Searchable abstracts of presentations at key conferences in endocrinology
Endocrine Abstracts (2014) 34 P355 | DOI: 10.1530/endoabs.34.P355

SFEBES2014 Poster Presentations Steroids (39 abstracts)

Patient education and steroid replacement regimens in adrenal insufficiency

Zana Ameen , Sadaf Ulnasah , Jo Rees , Lisa Shepherd , Andrew Bates & Asad Rahim


Heart of England NHS Foundation Trust, Birmingham, UK.


Introduction: Adrenal insufficiency (primary/secondary) is a rare and potentially life-threatening condition which can be easily overlooked. Patient awareness and management of problems is critical and central to effective treatment. The NICE Clinical Knowledge Summaries for patients identifies and recommends critical areas that require attention in adrenal insufficiency. In particular, patients should:

i) Realize the need for lifelong glucocorticoid replacement treatment. ii) Know how to adjust their replacement steroid medication. iii) Know how to recognize the symptoms of an adrenal crisis and how to give intramuscular hydrocortisone in an emergency (family member should also know). iv) Understand the importance of carrying emergency information.

The aim of this audit was to determine if further strategies need to be implemented for our practice to comply with guidelines.

Method: In a retrospective analysis of 71 patients with adrenal insufficiency we reviewed clinical documentation and objective data (clinical observations, biochemical results and educational information including emergency hydrocortisone injection kits).

Results: We found that:

i) 100% of patients received complete education as recommended including issuing of emergency hydrocortisone injection kits.

ii) 99% had medication documented with 67/71 (94%) on hydrocortisone and 44/67 (66%) taking 10-5-5. Eleven of 67 (16%) on higher doses, 7/67 (10%) on lower doses, 5/67 (7%) no dose recorded. Two patients were taking Plenadrin (20 and 15 mg) and two on Prednisolone.

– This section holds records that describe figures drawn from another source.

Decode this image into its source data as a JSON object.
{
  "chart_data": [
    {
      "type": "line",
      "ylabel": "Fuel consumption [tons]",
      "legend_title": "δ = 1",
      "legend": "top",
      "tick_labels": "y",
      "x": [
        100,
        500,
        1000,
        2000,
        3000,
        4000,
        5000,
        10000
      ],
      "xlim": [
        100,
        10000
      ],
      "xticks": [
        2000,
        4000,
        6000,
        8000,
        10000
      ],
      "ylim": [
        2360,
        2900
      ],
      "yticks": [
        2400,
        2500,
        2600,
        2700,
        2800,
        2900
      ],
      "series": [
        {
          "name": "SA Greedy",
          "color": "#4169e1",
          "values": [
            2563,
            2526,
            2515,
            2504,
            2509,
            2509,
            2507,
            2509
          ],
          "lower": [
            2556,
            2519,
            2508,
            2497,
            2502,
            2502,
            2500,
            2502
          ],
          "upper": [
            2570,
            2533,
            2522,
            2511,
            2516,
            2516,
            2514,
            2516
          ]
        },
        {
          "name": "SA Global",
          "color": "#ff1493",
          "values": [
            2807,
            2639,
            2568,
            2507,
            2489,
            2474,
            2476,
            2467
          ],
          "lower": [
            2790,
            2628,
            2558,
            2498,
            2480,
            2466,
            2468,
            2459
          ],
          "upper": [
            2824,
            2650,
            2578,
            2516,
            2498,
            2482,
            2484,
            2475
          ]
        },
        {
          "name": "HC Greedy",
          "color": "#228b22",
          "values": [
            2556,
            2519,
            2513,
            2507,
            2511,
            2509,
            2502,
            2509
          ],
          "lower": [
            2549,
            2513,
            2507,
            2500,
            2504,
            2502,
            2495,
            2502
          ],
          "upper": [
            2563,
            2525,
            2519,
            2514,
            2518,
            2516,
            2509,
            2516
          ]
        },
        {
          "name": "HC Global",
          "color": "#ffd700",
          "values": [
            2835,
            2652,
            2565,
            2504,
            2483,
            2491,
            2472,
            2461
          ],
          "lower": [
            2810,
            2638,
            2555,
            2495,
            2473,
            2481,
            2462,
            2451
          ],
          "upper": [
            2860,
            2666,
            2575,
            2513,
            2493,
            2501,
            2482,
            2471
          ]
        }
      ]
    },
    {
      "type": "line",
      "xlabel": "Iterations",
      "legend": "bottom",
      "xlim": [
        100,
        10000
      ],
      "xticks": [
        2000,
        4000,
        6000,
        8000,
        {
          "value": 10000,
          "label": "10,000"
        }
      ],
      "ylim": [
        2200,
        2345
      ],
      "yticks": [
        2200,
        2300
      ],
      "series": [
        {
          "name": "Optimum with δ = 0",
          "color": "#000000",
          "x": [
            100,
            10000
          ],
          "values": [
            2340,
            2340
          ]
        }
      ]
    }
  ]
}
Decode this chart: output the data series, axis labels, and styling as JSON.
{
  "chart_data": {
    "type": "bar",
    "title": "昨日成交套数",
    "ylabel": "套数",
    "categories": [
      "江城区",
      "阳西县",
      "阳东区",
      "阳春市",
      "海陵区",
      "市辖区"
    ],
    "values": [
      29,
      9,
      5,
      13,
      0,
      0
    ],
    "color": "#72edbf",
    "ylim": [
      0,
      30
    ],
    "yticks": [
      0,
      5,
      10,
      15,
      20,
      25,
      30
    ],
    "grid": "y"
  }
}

iii) 54% had a blood pressure recording, 17% above 140/80. 60% had U&E’s recorded.

Conclusion: For good practice, clinicians must ensure all patients with adrenal insufficiency receive education about the importance of steroid replacement. This can be provided in group sessions or on a 1:1 basis by Endocrine Nurses. The majority of patients were on the recommended replacement regimen. However, we will need to review those on other regimens to ensure these are appropriate and tailored to patient’s needs.